If the gear-change is from a larger diameter sprocket to a smaller one, it is said to be a “downwards gear-change”; if vice-versa from a smaller to a larger diameter, it is said to be an “upwards gear-change.” It should be noted that on the front gear-shift a downwards gear-change involves a reduction in the transmission ratio, whereas on the rear gear-shift a downwards gear-change involves an increase in the transmission ratio.
The gear-change, both upwards and downwards, is in any case a delicate operation, since it takes place with the chain taut and since the chain has a very limited deformability in the transversal direction (with respect to its own longitudinal axis); the delicateness is usually greater on the front gear-shift, where the differences in diameter between adjacent sprockets are greater.
In particular, during a downwards gear-change, the chain must be disengaged from the larger sprocket and deviated towards a smaller one. Whilst it is not usually difficult to make the chain reach the small sprocket (the tension of the chain helps this), it is, however, difficult to disengage the chain from the larger sprocket. Since the chain portion to be deviated is the taut one, a substantial transversal thrusting stress is needed to be able to disengage the chain from the larger sprocket. If the necessary stress is not applied, the gear-change is denied, that is it does not take place.

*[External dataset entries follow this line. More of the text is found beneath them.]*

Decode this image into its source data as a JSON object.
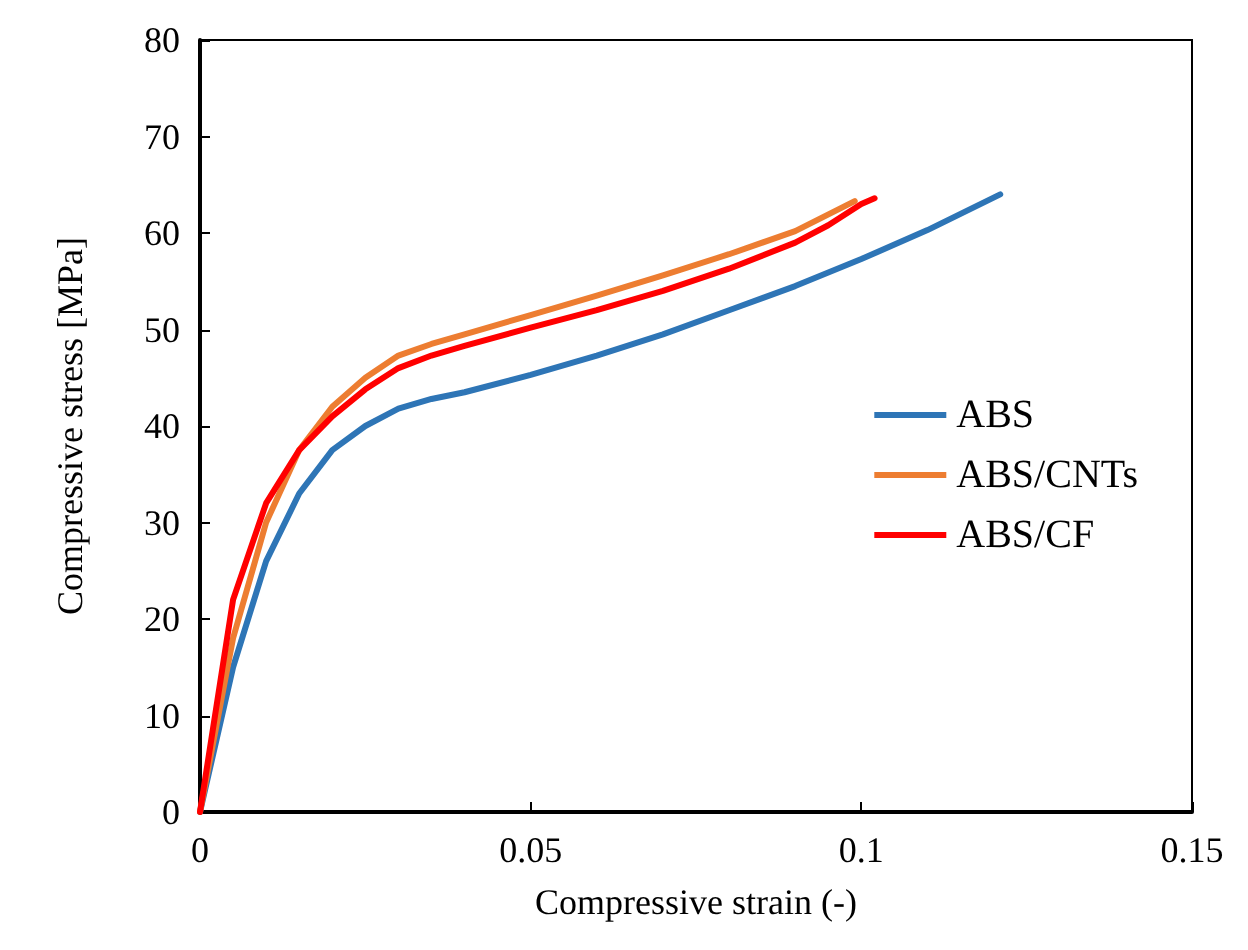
{
  "chart_data": {
    "type": "line",
    "xlabel": "Compressive strain (-)",
    "ylabel": "Compressive stress [MPa]",
    "xlim": [
      0,
      0.15
    ],
    "xticks": [
      {
        "value": 0,
        "label": "0"
      },
      {
        "value": 0.05,
        "label": "0.05"
      },
      {
        "value": 0.1,
        "label": "0.1"
      },
      {
        "value": 0.15,
        "label": "0.15"
      }
    ],
    "ylim": [
      0,
      80
    ],
    "yticks": [
      0,
      10,
      20,
      30,
      40,
      50,
      60,
      70,
      80
    ],
    "grid": false,
    "legend": "right",
    "marker": "none",
    "line_style": "solid",
    "series": [
      {
        "name": "ABS",
        "color": "#2e75b6",
        "x": [
          0,
          0.005,
          0.01,
          0.015,
          0.02,
          0.025,
          0.03,
          0.035,
          0.04,
          0.05,
          0.06,
          0.07,
          0.08,
          0.09,
          0.1,
          0.11,
          0.121
        ],
        "values": [
          0,
          15,
          26,
          33,
          37.5,
          40,
          41.8,
          42.8,
          43.5,
          45.3,
          47.3,
          49.5,
          52,
          54.5,
          57.3,
          60.3,
          64
        ]
      },
      {
        "name": "ABS/CNTs",
        "color": "#ed7d31",
        "x": [
          0,
          0.005,
          0.01,
          0.015,
          0.02,
          0.025,
          0.03,
          0.035,
          0.04,
          0.05,
          0.06,
          0.07,
          0.08,
          0.09,
          0.099
        ],
        "values": [
          0,
          18,
          30,
          37.5,
          42,
          45,
          47.3,
          48.5,
          49.5,
          51.5,
          53.5,
          55.6,
          57.8,
          60.2,
          63.3
        ]
      },
      {
        "name": "ABS/CF",
        "color": "#ff0000",
        "x": [
          0,
          0.005,
          0.01,
          0.015,
          0.02,
          0.025,
          0.03,
          0.035,
          0.04,
          0.05,
          0.06,
          0.07,
          0.08,
          0.09,
          0.095,
          0.1,
          0.102
        ],
        "values": [
          0,
          22,
          32,
          37.5,
          41,
          43.8,
          46,
          47.3,
          48.3,
          50.2,
          52,
          54,
          56.3,
          59,
          60.8,
          63,
          63.6
        ]
      }
    ]
  }
}
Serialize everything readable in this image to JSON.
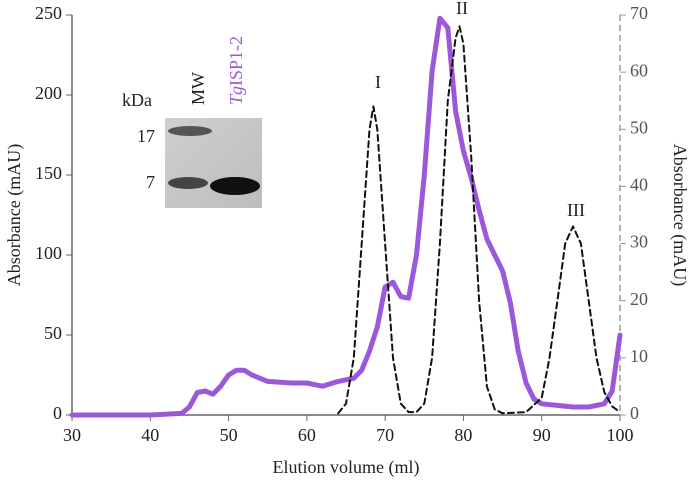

Also, sometimes on the front gear-shift group it may happen that during the gear-change the chain engages with the small sprocket without however managing to disengage from the large sprocket. This can happen if, by chance, the distance (in the deviated direction which the chain takes up during the gear-change) between the last engaged tooth of the large sprocket and the first engaged tooth of the small sprocket is equal to a whole multiple of the pitch. If this happens, there is not a simple denial of the gear-change, but rather the so-called “chain eddy”, i.e. the chain gets tangled on the two sprockets and the gear-shift is clearly blocked.